PNU 99,194

PNU-99,194(A) (or U-99,194(A)) is a drug which acts as a moderately selective D₃ receptor antagonist with ~15-30-fold preference for D₃ over the D₂ subtype. Though it has substantially greater preference for D₃ over D₂, the latter receptor does still play some role in its effects, as evidenced by the fact that PNU-99,194 weakly stimulates both prolactin secretion and striatal dopamine synthesis, actions it does not share with the more selective (100-fold) D₃ receptor antagonists S-14,297 and GR-103,691.

In rodent studies, low doses of PNU-99,194 produce conditioned place preference (CPP) with no effect on intracranial self-stimulation (ICSS), whereas low doses of D₃ agonists like 7-OH-DPAT inhibit ICSS behavior and cause conditioned place aversion (CPA). In contrast, high doses of PNU-99,194 produce CPA and inhibit ICSS, while high doses of 7-OH-DPAT result in the opposite. Paralleling this, low doses of PNU-99,194 and 7-OH-DPAT induce hyperactivity and hypoactivity, respectively, whereas the inverse is seen at high doses with both agents. These data indicate that the D₃ receptor has biphasic effects on reward mechanisms and locomotor activity, likely due to opposing roles of autoreceptors versus postsynaptic receptors.

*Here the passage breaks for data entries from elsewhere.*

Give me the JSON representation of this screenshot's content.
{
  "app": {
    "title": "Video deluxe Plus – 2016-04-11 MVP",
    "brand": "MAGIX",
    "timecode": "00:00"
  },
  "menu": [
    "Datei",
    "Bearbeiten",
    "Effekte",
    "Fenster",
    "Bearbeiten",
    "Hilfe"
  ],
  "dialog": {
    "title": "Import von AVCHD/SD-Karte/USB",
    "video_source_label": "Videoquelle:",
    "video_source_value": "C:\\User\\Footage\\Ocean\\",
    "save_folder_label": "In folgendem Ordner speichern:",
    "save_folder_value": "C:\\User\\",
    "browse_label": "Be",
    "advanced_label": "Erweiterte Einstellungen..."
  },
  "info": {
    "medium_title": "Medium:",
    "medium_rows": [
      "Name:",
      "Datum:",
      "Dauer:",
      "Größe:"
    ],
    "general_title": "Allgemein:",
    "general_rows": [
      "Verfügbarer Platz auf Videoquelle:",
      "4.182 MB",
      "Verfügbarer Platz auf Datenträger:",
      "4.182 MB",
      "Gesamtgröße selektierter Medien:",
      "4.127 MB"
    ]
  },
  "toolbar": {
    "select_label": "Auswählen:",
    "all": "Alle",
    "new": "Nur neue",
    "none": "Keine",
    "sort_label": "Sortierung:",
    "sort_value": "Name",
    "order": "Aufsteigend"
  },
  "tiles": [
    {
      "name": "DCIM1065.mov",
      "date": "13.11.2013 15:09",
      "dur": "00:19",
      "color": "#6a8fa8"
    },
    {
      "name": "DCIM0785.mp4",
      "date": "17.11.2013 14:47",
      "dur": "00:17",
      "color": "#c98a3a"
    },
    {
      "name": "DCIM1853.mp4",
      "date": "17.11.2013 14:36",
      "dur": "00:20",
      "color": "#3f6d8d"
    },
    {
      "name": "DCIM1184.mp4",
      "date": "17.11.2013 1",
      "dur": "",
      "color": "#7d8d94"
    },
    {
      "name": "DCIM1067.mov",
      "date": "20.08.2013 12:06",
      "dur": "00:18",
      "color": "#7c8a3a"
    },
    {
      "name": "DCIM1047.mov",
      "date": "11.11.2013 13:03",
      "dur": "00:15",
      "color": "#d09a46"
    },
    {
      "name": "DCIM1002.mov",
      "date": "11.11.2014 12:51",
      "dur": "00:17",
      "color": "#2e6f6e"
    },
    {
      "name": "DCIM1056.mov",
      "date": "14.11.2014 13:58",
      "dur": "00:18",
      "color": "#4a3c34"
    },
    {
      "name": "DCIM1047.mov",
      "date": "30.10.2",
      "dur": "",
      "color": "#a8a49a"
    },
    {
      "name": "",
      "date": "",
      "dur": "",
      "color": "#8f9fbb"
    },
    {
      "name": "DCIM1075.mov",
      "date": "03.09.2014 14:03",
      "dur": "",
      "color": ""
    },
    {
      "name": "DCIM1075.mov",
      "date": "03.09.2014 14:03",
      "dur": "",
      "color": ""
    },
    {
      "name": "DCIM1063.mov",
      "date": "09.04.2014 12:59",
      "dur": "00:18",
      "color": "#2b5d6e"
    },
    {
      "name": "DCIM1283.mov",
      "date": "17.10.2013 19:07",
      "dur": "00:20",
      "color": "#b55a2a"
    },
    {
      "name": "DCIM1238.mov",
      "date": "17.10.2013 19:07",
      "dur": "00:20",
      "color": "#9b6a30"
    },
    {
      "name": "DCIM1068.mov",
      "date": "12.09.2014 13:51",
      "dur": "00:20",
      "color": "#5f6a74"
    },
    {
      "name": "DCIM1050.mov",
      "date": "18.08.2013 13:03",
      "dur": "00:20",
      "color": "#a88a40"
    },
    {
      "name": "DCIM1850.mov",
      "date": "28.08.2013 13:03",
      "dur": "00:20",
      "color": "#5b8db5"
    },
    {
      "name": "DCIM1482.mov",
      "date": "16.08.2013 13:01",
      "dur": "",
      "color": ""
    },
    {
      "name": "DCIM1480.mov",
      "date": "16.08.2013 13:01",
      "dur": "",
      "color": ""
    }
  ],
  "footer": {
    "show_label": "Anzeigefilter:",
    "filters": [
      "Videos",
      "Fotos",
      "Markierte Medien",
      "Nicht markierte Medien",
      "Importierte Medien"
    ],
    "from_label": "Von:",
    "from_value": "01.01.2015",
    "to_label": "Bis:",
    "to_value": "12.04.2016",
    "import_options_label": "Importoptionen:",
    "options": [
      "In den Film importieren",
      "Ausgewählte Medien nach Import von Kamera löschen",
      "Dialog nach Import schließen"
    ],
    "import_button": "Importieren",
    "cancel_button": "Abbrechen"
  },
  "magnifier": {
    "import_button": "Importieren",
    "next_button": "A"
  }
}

Other effects of PNU-99,194 at low doses in rodents include increased nociceptive responses, hypothermia, anxiolysis, and facilitation of learning and memory, as well as augmentation and inhibition, respectively, of amphetamine-induced reward and behavioral sensitization, and reversal of morphine-induced CPP. At high doses it inhibits the self-administration of cocaine in both rats and monkeys.